Your goal is for the busy-beaver time function, $BB_t(n)$ is maximum number of steps an $n$-state machine can take before it terminates. But this easy reduces to the above case: since $BB_t(n)\ge BB_o(n)$, a function that exceeds $BB_t(n)$ infinitely often must also exceed $BB_o(n)$ infinitely often -- which we've just seen is impossible for computable functions.
For a $h$ that satisfies (B) but not (A) we can take
$$ h(n) = \begin{cases} 42 & \text{if } n=0 \\ BB(n) & \text{if } h(n-1) < (n-1)^2 \\ h(n-1)+1 & \text{otherwise} \end{cases} $$
Then $h(n) < n^2$ infinitely often, so $f(n)=n^2$ is a counterexample to (A).
On the other hand $h(n)=BB(n)$ infinitely often, so an $f$ that eventually exceeds $h(n)$ would exceed $BB(n)$ infinitely often, which is impossible by the above argument.
After some digging I can answer the part about Turing degrees in my own question. It turns out that condition (B) is, indeed, weaker, than condition (A) at the Turing degree level. More precisely:
A Turing degree $\mathbf{a}$ is "hyperimmune" iff there is an $\mathbf{a}$-computable function $h$ that satisfies (B), i.e., that is not dominated by any computable function $f$. (See, e.g., Downey & Hirschfeldt, Algorithmic Randomness and Complexity (Springer, 2010), definition 2.17.1 on p. 67, or Miller & Martin, "The Degrees of Hyperimmune Sets", Z. Math. Logik 14 (1968), corollary 1.1 on p. 160.)

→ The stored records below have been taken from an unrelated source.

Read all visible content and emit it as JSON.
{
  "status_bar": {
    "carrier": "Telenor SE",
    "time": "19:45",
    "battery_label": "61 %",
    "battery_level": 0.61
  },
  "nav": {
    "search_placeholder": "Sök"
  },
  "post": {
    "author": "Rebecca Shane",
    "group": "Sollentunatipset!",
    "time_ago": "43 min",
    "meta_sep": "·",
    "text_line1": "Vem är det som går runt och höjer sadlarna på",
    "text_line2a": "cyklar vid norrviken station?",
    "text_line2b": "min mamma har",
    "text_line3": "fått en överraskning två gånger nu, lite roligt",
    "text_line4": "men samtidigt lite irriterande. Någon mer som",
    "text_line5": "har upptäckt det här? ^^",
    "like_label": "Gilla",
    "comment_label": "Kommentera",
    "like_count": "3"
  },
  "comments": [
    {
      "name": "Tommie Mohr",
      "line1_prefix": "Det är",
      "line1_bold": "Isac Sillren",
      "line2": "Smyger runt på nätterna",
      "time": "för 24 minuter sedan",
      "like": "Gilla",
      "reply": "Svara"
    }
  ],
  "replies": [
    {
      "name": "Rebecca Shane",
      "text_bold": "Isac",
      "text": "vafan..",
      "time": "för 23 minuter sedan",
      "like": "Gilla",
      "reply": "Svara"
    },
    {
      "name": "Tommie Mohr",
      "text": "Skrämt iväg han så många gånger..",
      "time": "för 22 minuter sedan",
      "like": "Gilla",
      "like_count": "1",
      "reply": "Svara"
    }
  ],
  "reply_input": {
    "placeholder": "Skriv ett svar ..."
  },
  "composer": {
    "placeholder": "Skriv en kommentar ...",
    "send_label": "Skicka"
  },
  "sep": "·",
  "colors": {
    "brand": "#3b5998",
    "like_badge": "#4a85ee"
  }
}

A Turing degree $\mathbf{a}$ is satisfies $\mathbf{a}'\geq 0''$ (when $\mathbf{a} \leq 0'$ this condition is called "high") iff there is an $\mathbf{a}$-computable function $h$ that satisfies (A), i.e., that dominates any computable function $f$. (See, e.g., Downey & Hirschfeldt, Algorithmic Randomness and Complexity (Springer, 2010), theorem 2.33.7 on p. 97, or Martin, "Classes of Recursively Enumerable Sets and Degrees of Unsolvability", Z. Math. Logik 12 (1966), lemmata 1.1 and 1.2.)
So my question was whether there is a Turing degree which satisfies the first but not the second. But in fact, any computably enumerable degree other than $0$ is hyperimmune (this was essentially my argument why busy beaver satisfies (B): see here, which in fact answers my question inter alia), and not all such degrees are high (e.g., there exist low c.e. degrees).